Sutherland mapped the site of a violent massacre already located three years prior. Thanks to the data from the Arrow Gold GPS unit, it became clear the area was actually kilometres away from the recorded location.
“That’s the difference of a three-hour hike down a steep terrain into a valley,” she said. “This kind of map could be used by the family members of the survivors who want to hike the route in a commemoration event. If they had the original point, they would have hiked to the completely wrong location.”
She captured 98 points during the 2023 trip.
A growing effort
A key tenet of the project is creating a community-driven history, providing survivors and other Salvadorans skills and equipment to maintain and update the map after Western researchers leave. Eventually, the unit Sutherland is using will remain in the community so they can continue capturing locations for the project.
The team also runs capacity-building workshops to teach skills and share electronics such as scanners and computers with local collaborators.

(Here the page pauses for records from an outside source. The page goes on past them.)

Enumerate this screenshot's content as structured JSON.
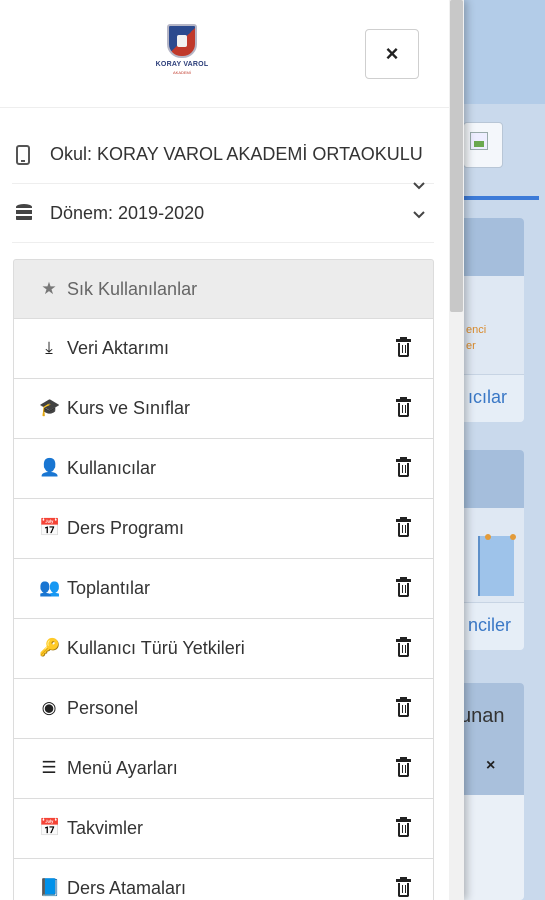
{
  "drawer": {
    "logo_text": "KORAY VAROL",
    "logo_subtext": "AKADEMİ",
    "close_label": "×",
    "school_label": "Okul: KORAY VAROL AKADEMİ ORTAOKULU",
    "period_label": "Dönem: 2019-2020",
    "menu": [
      {
        "label": "Sık Kullanılanlar",
        "icon": "star-icon",
        "glyph": "★"
      },
      {
        "label": "Veri Aktarımı",
        "icon": "download-icon",
        "glyph": "⤓"
      },
      {
        "label": "Kurs ve Sınıflar",
        "icon": "graduation-cap-icon",
        "glyph": "🎓"
      },
      {
        "label": "Kullanıcılar",
        "icon": "user-icon",
        "glyph": "👤"
      },
      {
        "label": "Ders Programı",
        "icon": "calendar-icon",
        "glyph": "📅"
      },
      {
        "label": "Toplantılar",
        "icon": "users-icon",
        "glyph": "👥"
      },
      {
        "label": "Kullanıcı Türü Yetkileri",
        "icon": "key-icon",
        "glyph": "🔑"
      },
      {
        "label": "Personel",
        "icon": "user-circle-icon",
        "glyph": "◉"
      },
      {
        "label": "Menü Ayarları",
        "icon": "list-icon",
        "glyph": "☰"
      },
      {
        "label": "Takvimler",
        "icon": "calendar-icon",
        "glyph": "📅"
      },
      {
        "label": "Ders Atamaları",
        "icon": "book-icon",
        "glyph": "📘"
      }
    ]
  },
  "background": {
    "card1_footer": "ıcılar",
    "card1_tiny_line1": "enci",
    "card1_tiny_line2": "er",
    "card2_footer": "nciler",
    "card3_title": "unan",
    "card3_close": "×"
  }
}
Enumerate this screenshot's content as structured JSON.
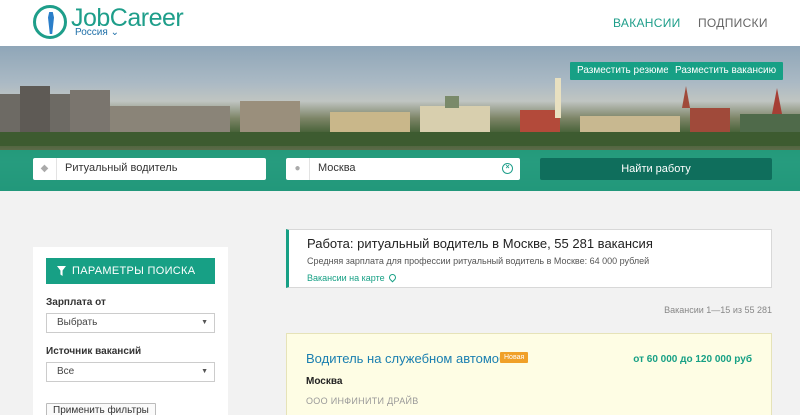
{
  "brand": {
    "name": "JobCareer",
    "region": "Россия"
  },
  "nav": {
    "vacancies": "ВАКАНСИИ",
    "subscriptions": "ПОДПИСКИ"
  },
  "hero": {
    "post_resume": "Разместить резюме",
    "post_vacancy": "Разместить вакансию",
    "search_query": "Ритуальный водитель",
    "search_city": "Москва",
    "find_button": "Найти работу"
  },
  "filters": {
    "header": "ПАРАМЕТРЫ ПОИСКА",
    "salary_label": "Зарплата от",
    "salary_value": "Выбрать",
    "source_label": "Источник вакансий",
    "source_value": "Все",
    "apply": "Применить фильтры"
  },
  "summary": {
    "title": "Работа: ритуальный водитель в Москве, 55 281 вакансия",
    "salary": "Средняя зарплата для профессии ритуальный водитель в Москве: 64 000 рублей",
    "map_link": "Вакансии на карте"
  },
  "count": "Вакансии 1—15 из 55 281",
  "job": {
    "title": "Водитель на служебном автомобиле",
    "badge": "Новая",
    "salary": "от 60 000 до 120 000 руб",
    "city": "Москва",
    "company": "ООО ИНФИНИТИ ДРАЙВ"
  },
  "colors": {
    "accent": "#17a085",
    "link": "#1a7fb0",
    "badge": "#f0a028",
    "dark_button": "#0f6e5c"
  }
}
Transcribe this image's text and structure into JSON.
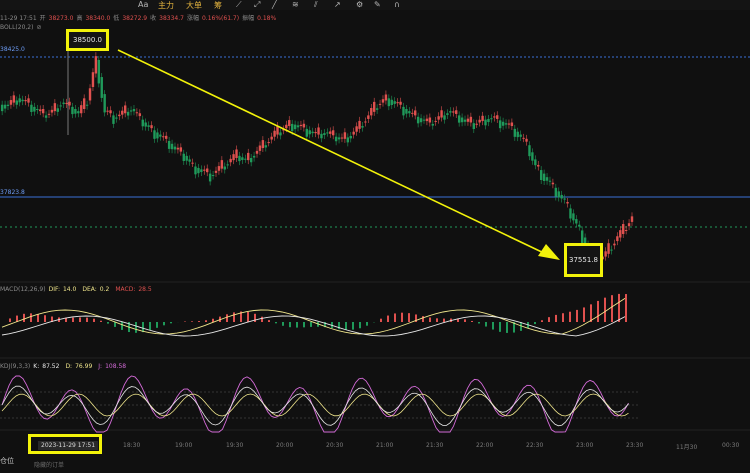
{
  "toolbar": {
    "items": [
      "Aa",
      "主力",
      "大单",
      "筹"
    ]
  },
  "ohlc_header": {
    "time": "11-29 17:51",
    "open_label": "开",
    "open": "38273.0",
    "high_label": "高",
    "high": "38340.0",
    "low_label": "低",
    "low": "38272.9",
    "close_label": "收",
    "close": "38334.7",
    "change_label": "涨幅",
    "change": "0.16%(61.7)",
    "amp_label": "振幅",
    "amp": "0.18%"
  },
  "boll_label": "BOLL(20,2)",
  "price_lines": {
    "upper_label": "38425.0",
    "lower_label": "37823.8"
  },
  "callouts": {
    "high": "38500.0",
    "low": "37551.8"
  },
  "macd_header": {
    "name": "MACD(12,26,9)",
    "dif_label": "DIF:",
    "dif": "14.0",
    "dea_label": "DEA:",
    "dea": "0.2",
    "macd_label": "MACD:",
    "macd": "28.5"
  },
  "kdj_header": {
    "name": "KDJ(9,3,3)",
    "k_label": "K:",
    "k": "87.52",
    "d_label": "D:",
    "d": "76.99",
    "j_label": "J:",
    "j": "108.58"
  },
  "time_axis": {
    "crosshair_date": "2023-11-29 17:51",
    "ticks": [
      "18:30",
      "19:00",
      "19:30",
      "20:00",
      "20:30",
      "21:00",
      "21:30",
      "22:00",
      "22:30",
      "23:00",
      "23:30",
      "11月30",
      "00:30"
    ]
  },
  "footer": {
    "left": "仓位",
    "sub": "隐藏的订单"
  },
  "colors": {
    "up": "#e0514f",
    "down": "#1f9a5a",
    "accent": "#f2f20a",
    "line_blue": "#3a6fd6",
    "macd_dif": "#f0e68c",
    "kdj_j": "#d46bd8"
  },
  "chart_data": {
    "type": "candlestick",
    "series": [
      {
        "name": "K线",
        "values": [
          38290,
          38320,
          38300,
          38270,
          38240,
          38260,
          38300,
          38280,
          38250,
          38310,
          38500,
          38260,
          38230,
          38250,
          38270,
          38220,
          38180,
          38150,
          38120,
          38080,
          38050,
          38000,
          37980,
          37960,
          37990,
          38020,
          38050,
          38030,
          38060,
          38100,
          38140,
          38170,
          38200,
          38190,
          38170,
          38150,
          38160,
          38140,
          38130,
          38150,
          38190,
          38240,
          38290,
          38320,
          38300,
          38270,
          38240,
          38220,
          38200,
          38230,
          38260,
          38240,
          38210,
          38200,
          38220,
          38230,
          38210,
          38190,
          38150,
          38100,
          38000,
          37950,
          37900,
          37850,
          37780,
          37700,
          37600,
          37551.8,
          37590,
          37650,
          37700,
          37760
        ]
      }
    ],
    "macd": {
      "dif": 14.0,
      "dea": 0.2,
      "macd": 28.5
    },
    "kdj": {
      "k": 87.52,
      "d": 76.99,
      "j": 108.58
    },
    "annotations": [
      "38500.0",
      "37551.8"
    ]
  }
}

“It’s building capacity and building on the projects that are the dreams of the survivors,” Grzyb said.
She recalled the first trip back to the small Central American nation after the pandemic. One of the founding partners in El Salvador spent 10 days visiting communities and new sites with Canadian researchers.
“When we left the village where he lived, he came out to say goodbye. He survived four massacres, he’s always very stoic and calm. I’ve never seen him shed a tear. As we got in the van, he just started to sob,” Grzyb said.
“He wrote to us later that after doing this work for so long and getting older, he was so worried during the pandemic that we wouldn’t ever be able to come back, the project would come to a halt. For so long, he felt responsible for keeping the memory. By building these permanent memorials and incorporating so many youth in the project, he felt he could finally hand it over to the next generation and just cry. That was a really powerful moment for me.”
It will take multiple journeys to complete the GIS work and build up a digital map featuring locations, data and details shared by survivors.
“It’s not just one conversation, one hike; it’s hikes all over the entire country with many different people who all have different memories and remember things differently as they’re walking through the space,” Sutherland said.
“It’s almost jogging your memory as you’re seeing the landmarks. It is so interesting. As soon as you’re in the place, you remember more than you would compared to recounting it by memory.” – Liz Sutherland, GIS specialist
Western has played an important role, with Guardado saying the university’s involvement has brought awareness, practical help and even encouraged additional Salvadorans – especially the younger generation – to come to commemorations. Those events originally began with just two families, he added.
“When Western got involved, I could see the immediate support when it comes to finances and motivation and morale in the community. Western helped with building up the understanding of the reality of what happened,” Guardado said.
“It has been growing and it is a very beautiful reflection of the work put in, because the survivors feel supported and cared for.”
Sutherland said merging emotional conversations with ultra-accurate data – her equipment is precise down to the millimetre – “puts the human into the data.”
“A lot of these massacre stories and sites of violence weren’t captured in UN reports,” MacDonald added.
“These stories that have been buried and we’re bringing to the fore, it’s really important to change people’s understanding of what happened in El Salvador or allow people to hear it for the first time.”